The association between exacerbation aetiology and exacerbation frequency is poorly understood. We analysed 2-year follow-up data from a prospective observational study of patients with chronic obstructive pulmonary disease (COPD) (www.clinicaltrials.gov identifier number NCT01360398) to evaluate year-to-year variation in exacerbation frequency and related aetiology. A total of 127 patients underwent blood and sputum sampling monthly and at exacerbation to detect respiratory infections and eosinophilic inflammation; 103 continued into year 2 and 88 completed both years. The most common bacterial species at stable state and exacerbation was Haemophilus influenzae. Among infrequent exacerbators (one exacerbation per year), the incidence of viral infection at exacerbation was high (60.0% (95% CI 35.1-81.7%) in year 1 and 78.6% (53.4-94.2%) in year 2). Those with more frequent exacerbations tended to have higher relative incidence of bacterial than viral infection. Patients with at least two additional exacerbations in year 2 versus year 1 had a higher risk of H. influenzae colonisation at stable state than those with at least two fewer exacerbations, as detected by culture (OR 1.43 (95% CI 0.71-2.91) versus 0.63 (0.40-1.01), p=0.06) and PCR (1.76 (95% CI 0.88-3.51) versus 0.56 (0.37-0.86), p<0.01). This was not seen with other infection types or eosinophilic inflammation. Analysis of the same cohort over 2 years showed, for the first time, that changes in yearly COPD exacerbation rate may be associated with variations in H. influenzae colonisation.

Acute Exacerbation and Respiratory InfectionS in COPD (AERIS): protocol for a prospective, observational cohort study.

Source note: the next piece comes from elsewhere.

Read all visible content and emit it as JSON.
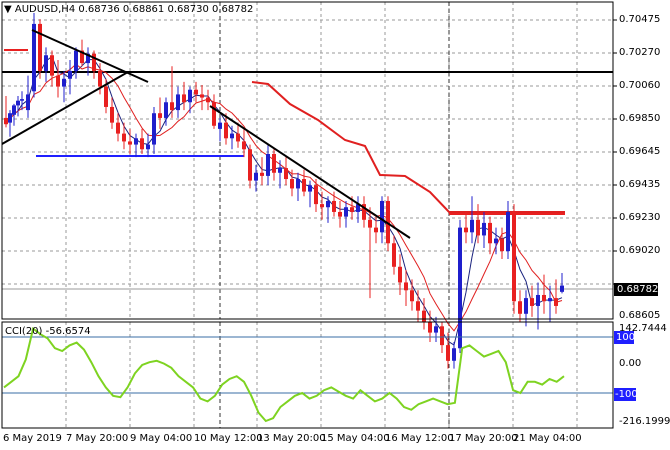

INTRODUCTION: The aetiology of acute exacerbations of chronic obstructive pulmonary disease (COPD) remains incompletely understood and strategies for treatment and prevention have not altered significantly for many years. Improved understanding of the role of respiratory pathogens in acute exacerbations of COPD (AECOPD) is required and the use of molecular microbiological techniques may lead to insights into host-pathogen interactions and the development of more targeted therapeutic approaches. METHODS AND ANALYSES: Acute Exacerbation and Respiratory InfectionS in COPD (AERIS) is a longitudinal epidemiological study to assess how changes in the COPD airway microbiome contribute to the incidence and severity of AECOPD. Patients with COPD aged 40-85 are followed monthly for 2 years, and reviewed within 72 h of onset of symptoms of AECOPD. Exacerbations are detected using daily electronic diary cards. Blood, sputum, nasopharyngeal and urine samples are collected at prespecified timepoints. Molecular diagnostic and typing techniques are used to describe the dynamics of airway infection during AECOPD and stable disease, and associations with clinical outcome. This study aims to refine the case definition of AECOPD to reflect the possible microbiological aetiology. AERIS will assess the impact of AECOPD on health-related quality of life and healthcare resource utilisation, and the possible interactions between nutritional status, infection and immune responses. ETHICS AND DISSEMINATION: AERIS is conducted in accordance with the Declaration of Helsinki and Good Clinical Practice, and has been approved by the institutional ethics and review board. All participants must provide written informed consent. The results obtained will be disseminated at international medical conferences and in peer-reviewed publications. DISCUSSION: Few other studies have addressed the complexity of the microbiological and systemic components of COPD or employed real-time electronic tracking of symptoms to identify AECOPD and potential aetiological triggers. RESULTS: Results of AERIS will increase our understanding of the contribution of pathogens to AECOPD, potentially leading to new targeted therapeutic and preventative interventions. TRIAL REGISTRATION NUMBER: ClinicalTrials.gov NCT01360398.